Vanye reversed the blade, smashed the hilt into Fwar’s skull, sprawled the man face-down in the straw. Jhirun stood hard-breathing, still clenching the chain-and-leather mass in her two hands; tears streamed down her face.
“The quake,” she murmured, choking, “the rains, and the quake—oh, the dreams, the dreams, my lord, I dreamed... ”
He snatched the harness from her hands, hurting her as he did so, and seized her by the arm. “Go,” he said. “Get to horse.”
It was in his mind to kill Fwar: of all others that had perished, this one he would have wished to kill, but now it was murder. He cursed Jhirun’s help, knowing that he could have taken this man in clean fight, that after killing kin of his, this was the wrong man to leave alive.

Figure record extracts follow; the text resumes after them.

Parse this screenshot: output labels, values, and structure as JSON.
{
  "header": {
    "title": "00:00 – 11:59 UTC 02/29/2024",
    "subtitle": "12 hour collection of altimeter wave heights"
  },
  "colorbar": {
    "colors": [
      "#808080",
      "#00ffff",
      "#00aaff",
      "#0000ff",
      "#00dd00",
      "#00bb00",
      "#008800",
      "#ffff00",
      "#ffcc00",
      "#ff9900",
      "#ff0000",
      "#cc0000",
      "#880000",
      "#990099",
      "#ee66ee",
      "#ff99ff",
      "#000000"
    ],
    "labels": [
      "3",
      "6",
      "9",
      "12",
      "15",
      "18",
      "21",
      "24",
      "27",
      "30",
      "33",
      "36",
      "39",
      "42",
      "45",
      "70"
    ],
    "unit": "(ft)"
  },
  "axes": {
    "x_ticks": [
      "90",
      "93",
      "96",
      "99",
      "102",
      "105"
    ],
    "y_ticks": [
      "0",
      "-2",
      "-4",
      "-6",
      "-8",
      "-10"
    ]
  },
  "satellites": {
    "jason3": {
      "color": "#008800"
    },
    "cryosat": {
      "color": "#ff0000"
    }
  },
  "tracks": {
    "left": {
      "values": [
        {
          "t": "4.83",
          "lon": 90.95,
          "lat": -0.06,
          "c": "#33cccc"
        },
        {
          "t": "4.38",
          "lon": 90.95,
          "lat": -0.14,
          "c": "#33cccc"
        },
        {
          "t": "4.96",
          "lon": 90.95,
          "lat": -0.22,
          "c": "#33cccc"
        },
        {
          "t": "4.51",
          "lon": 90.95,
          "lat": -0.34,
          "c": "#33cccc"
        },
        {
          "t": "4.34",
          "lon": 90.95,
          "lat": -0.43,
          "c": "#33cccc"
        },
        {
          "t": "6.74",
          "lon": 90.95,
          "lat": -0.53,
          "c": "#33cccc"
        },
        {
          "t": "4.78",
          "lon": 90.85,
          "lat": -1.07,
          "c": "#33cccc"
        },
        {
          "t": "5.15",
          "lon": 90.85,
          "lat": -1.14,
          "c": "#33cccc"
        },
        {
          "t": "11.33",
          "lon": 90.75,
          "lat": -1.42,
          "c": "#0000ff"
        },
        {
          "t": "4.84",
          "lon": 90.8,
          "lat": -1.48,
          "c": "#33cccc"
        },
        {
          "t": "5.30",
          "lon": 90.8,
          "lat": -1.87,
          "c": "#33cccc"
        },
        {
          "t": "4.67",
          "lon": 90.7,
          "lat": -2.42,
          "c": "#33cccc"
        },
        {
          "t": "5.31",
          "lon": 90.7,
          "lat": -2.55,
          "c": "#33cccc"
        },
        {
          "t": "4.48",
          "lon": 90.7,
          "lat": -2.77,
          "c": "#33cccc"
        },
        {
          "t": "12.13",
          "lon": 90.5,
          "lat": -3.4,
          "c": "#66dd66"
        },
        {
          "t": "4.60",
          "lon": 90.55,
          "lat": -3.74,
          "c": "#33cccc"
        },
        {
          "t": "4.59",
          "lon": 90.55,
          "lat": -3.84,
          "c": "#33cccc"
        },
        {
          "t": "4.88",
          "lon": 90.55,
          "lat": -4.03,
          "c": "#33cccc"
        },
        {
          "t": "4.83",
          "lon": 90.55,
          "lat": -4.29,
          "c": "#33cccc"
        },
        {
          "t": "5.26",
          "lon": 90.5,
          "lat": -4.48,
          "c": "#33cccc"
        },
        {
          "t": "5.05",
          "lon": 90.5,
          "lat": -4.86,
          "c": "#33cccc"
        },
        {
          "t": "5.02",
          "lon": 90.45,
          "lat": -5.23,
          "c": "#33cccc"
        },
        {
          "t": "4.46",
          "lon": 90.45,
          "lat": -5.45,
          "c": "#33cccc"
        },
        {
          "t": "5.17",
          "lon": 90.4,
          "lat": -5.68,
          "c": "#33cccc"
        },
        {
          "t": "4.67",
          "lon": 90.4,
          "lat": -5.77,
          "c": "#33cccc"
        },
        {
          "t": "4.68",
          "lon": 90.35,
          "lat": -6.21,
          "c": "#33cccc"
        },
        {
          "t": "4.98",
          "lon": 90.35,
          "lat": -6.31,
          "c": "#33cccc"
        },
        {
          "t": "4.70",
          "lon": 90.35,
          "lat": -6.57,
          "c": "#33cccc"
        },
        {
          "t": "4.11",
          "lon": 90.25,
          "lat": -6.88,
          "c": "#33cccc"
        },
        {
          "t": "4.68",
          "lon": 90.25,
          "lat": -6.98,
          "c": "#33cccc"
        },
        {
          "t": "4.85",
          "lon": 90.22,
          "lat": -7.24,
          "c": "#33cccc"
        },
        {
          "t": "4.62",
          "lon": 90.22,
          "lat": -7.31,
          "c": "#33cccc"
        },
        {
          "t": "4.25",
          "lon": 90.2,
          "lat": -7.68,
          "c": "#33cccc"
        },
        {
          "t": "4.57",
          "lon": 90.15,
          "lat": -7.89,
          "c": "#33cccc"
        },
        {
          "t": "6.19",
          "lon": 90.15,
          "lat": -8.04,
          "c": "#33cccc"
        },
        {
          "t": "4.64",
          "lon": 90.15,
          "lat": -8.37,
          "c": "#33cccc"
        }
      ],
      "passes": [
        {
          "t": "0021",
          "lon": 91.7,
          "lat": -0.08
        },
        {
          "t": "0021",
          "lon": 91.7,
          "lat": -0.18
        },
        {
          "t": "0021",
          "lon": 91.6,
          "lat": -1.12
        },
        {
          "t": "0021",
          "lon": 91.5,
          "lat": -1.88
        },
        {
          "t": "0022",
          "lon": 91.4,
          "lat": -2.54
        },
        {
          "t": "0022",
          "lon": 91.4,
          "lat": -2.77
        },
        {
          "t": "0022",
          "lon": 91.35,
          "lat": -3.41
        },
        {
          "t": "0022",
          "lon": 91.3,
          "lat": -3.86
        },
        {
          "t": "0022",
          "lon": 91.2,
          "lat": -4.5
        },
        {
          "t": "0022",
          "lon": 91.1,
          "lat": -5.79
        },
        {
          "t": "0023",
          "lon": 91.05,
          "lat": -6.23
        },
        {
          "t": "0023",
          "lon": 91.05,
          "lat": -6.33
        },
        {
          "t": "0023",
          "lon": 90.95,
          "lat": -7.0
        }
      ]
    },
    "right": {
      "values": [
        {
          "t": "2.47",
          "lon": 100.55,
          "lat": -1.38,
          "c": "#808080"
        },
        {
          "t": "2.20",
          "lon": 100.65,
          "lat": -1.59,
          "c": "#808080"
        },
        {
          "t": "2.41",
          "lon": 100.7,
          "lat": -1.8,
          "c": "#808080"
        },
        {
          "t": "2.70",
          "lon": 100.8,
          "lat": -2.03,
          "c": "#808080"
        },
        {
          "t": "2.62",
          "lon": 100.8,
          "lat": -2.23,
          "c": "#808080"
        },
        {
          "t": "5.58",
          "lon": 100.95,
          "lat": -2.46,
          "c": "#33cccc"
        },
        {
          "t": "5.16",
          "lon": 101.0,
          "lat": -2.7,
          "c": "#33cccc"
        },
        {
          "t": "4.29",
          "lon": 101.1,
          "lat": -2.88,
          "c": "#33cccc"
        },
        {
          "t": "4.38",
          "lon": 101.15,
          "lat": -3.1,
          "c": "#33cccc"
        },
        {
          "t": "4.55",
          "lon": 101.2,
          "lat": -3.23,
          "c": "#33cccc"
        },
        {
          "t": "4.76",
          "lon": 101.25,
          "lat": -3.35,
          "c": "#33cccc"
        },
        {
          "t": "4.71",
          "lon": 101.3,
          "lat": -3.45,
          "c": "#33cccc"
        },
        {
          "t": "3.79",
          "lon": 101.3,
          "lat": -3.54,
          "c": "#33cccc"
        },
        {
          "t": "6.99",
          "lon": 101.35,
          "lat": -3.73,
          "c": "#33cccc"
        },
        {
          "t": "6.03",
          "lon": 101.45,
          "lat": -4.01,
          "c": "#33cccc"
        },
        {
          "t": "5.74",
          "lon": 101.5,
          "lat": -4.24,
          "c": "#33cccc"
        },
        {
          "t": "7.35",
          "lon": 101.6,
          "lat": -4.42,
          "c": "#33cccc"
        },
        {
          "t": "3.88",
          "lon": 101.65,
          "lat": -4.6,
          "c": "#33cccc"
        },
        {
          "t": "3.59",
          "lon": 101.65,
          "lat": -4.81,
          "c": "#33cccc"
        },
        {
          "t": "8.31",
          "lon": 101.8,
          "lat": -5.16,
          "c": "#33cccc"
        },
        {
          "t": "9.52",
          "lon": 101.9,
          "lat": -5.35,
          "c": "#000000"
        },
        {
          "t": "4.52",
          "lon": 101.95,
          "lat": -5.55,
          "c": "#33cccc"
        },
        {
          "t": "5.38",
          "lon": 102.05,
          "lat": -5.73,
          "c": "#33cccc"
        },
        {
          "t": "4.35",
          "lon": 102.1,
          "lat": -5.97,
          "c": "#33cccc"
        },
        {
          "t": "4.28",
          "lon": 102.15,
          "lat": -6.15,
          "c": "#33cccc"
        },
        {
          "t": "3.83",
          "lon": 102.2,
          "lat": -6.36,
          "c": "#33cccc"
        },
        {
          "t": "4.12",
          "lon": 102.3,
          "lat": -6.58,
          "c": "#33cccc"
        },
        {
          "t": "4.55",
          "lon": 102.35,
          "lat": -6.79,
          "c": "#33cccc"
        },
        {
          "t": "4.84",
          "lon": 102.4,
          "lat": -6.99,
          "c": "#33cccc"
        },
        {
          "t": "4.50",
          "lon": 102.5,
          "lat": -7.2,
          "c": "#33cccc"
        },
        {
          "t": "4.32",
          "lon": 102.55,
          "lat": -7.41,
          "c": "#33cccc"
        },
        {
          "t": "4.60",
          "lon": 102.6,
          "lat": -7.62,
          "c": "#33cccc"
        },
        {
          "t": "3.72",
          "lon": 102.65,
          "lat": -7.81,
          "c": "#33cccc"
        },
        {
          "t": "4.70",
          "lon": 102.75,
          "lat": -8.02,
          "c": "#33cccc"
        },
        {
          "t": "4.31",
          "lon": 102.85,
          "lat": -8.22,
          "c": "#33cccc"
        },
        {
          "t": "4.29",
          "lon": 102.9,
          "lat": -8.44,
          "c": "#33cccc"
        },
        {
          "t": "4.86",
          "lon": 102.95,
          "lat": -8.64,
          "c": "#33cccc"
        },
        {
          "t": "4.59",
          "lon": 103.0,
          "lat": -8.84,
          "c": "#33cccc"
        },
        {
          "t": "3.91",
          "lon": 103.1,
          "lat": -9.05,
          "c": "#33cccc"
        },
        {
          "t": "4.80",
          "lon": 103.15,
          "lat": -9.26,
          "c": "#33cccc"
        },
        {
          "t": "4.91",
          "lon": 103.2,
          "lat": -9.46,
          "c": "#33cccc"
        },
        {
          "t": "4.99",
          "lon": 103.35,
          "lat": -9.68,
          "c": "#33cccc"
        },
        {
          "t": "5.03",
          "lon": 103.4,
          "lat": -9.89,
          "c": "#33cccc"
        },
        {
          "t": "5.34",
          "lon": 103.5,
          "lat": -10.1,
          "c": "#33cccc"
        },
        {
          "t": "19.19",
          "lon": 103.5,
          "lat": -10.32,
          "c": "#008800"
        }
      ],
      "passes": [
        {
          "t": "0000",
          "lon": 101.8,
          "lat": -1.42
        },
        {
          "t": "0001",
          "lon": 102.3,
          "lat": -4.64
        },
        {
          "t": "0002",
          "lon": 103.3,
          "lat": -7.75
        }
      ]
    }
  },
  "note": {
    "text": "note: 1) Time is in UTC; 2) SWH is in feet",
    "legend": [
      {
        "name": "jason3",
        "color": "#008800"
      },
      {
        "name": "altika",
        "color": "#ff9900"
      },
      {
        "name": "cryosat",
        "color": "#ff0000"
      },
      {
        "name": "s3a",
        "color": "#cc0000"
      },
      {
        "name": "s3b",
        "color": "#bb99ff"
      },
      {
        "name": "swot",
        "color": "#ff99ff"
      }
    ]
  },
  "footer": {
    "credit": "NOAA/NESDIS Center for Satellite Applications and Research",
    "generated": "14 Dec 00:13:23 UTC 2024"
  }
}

Jhirun came back to his side, leading the bay mare. “Kill him,” she insisted, her voice trembling.
“This is kin of yours,” he said angrily—minded as the words left his mouth that she had once said something of the same to him. “Go!” he shouted at her, and jerked her horse’s head about, pushed her up as she set foot in the stirrup. When she landed astride he struck the mare on the rump and sent it hence.
Then he flung open the stalls of Siptah and his own horse, dragged at their reins and led the horses down the aisle, past the bodies. His sword sheath lay atop the straw; he snatched it up and kept moving, paused only in the light of the doorway to settle his sword at his side and mount up.
The gelding surged forward: he fought to control the vile-tempered animal with the Baien stud in tow; and overtook Jhirun, who was having difficulty with the little mare in the press of the yard. Vanye shouted, cursing, spurred brutally, and the crowd parted in terror as the three horses broke through. About them, folk already streamed toward the shattered gates, their backs laden with packs, some leading animals or pulling carts. Women carried children, older children carried younger; and men struggled under unwieldy burdens that would never permit them long flight.